We were very selective in participating in certain capital raisings but used the opportunity of a capital raise by Naspers to add to our largest holding at a discount to the ruling market price. Naspers increased its shareholding in its Russian classifieds business to a position of control and will provide access to another large and rapidly growing population group in an emerging economy, adding to dominant positions in other BRIC economies.

What added to, and detracted from, performance
Naspers, our largest holding, rebounded by some 22% in the final quarter of the year aided by good results from its associate Tencent, which is listed in Shanghai. Tencent is now the largest E commerce and internet player in Asia and accounts for most of the Naspers market cap.

Another large holding, British American Tobacco, helped the performance of the fund, delivering a solid 17% total return in the final quarter of the year. The acquisition of SABMiller by AB InBev led to speculation that similar industry consolidation may occur to form a dominant global tobacco player - with BAT and its attractive portfolio of emerging market brands and excellent cash generation offering a convenient parallel to SAB. The hard currency dividend yield from BAT remains a key attraction of the stock.

On the downside, resources stocks remained under pressure. Anglo American plc gapped down 40% during the quarter, with some of its listed subsidiaries also sold off heavily. Amplats was down close to 22% and Kumba was down over 48% as a result disappointing trading updates. The balance sheet of miners are being closely scrutinized and those with a high debt burden are being side-stepped by investors with the market growing increasingly anxious that the announcement that Anglo management would halve the number of assets owned to 20 and shrink its workforce by 80 000 was too little too late in the face of a vicious commodity downcycle. Anglos has shed over $50billion in value over the past years while the company it controlled in 2007, Mondi, has now overtaken it in terms of market cap.

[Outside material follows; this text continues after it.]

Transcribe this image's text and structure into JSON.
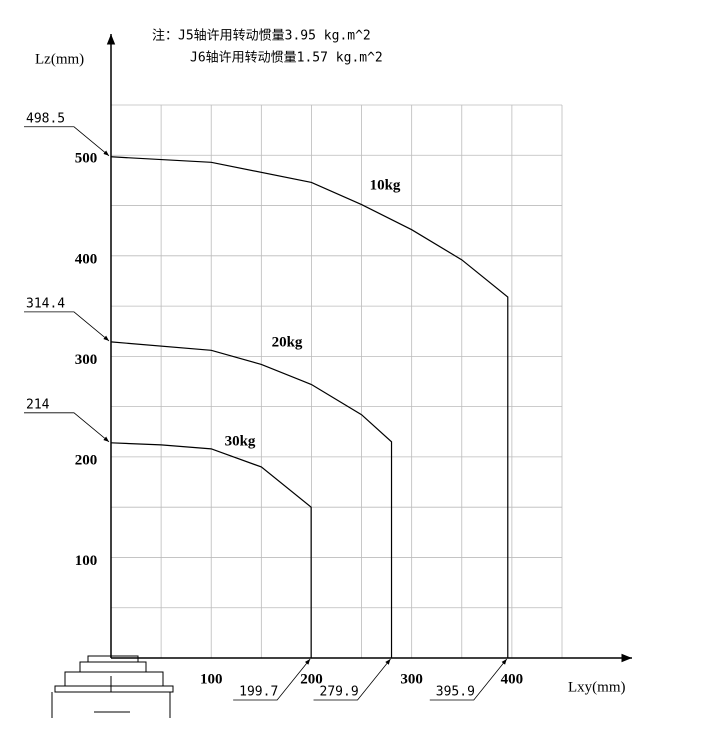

The fund was also impacted by the 25% decline in the MTN share price after the Nigerian telco regulator imposed a record $5bn fine (this is some 1% of Nigeria's GDP!) due to the company's failure to disconnect unregistered sim cards. While the fine was subsequently reduced, MTN decided to challenge the penalty in court and the CEO stepped down. The market has taken a dim view of the happenings in Nigeria, where MTN has its largest number of subscribers at 62m.

Our strategy
Equity markets have experienced the highest level of volatility since the Lehman Brothers collapse seven years ago. The JSE has been caught in the downdraft of the emerging market sell-off with the rand weakening some 25% against the greenback and the SA risk premium increasing due to ill-timed changes to the Minister of Finance in the face of potential sovereign debt downgrades. A good metaphor for our overheated markets was the four capital raisings which were announced at the beginning of December in the space of 24 hours. In 2015 we saw over 20 new listings on the JSE and companies continued their offshore acquisition spree as they search for growth, with scrip dividends an indicator that cash resources are being depleted. This does not bode well for future returns on invested capital.

As value investors, we are tilting the portfolio towards stocks which have pulled back below our estimate of fair value and remain wary of committing your capital to stocks where there is an insufficient margin of safety or where the track record of the company is uncertain. The risk of capital loss is greater than ever and a disciplined approach to investing remains key.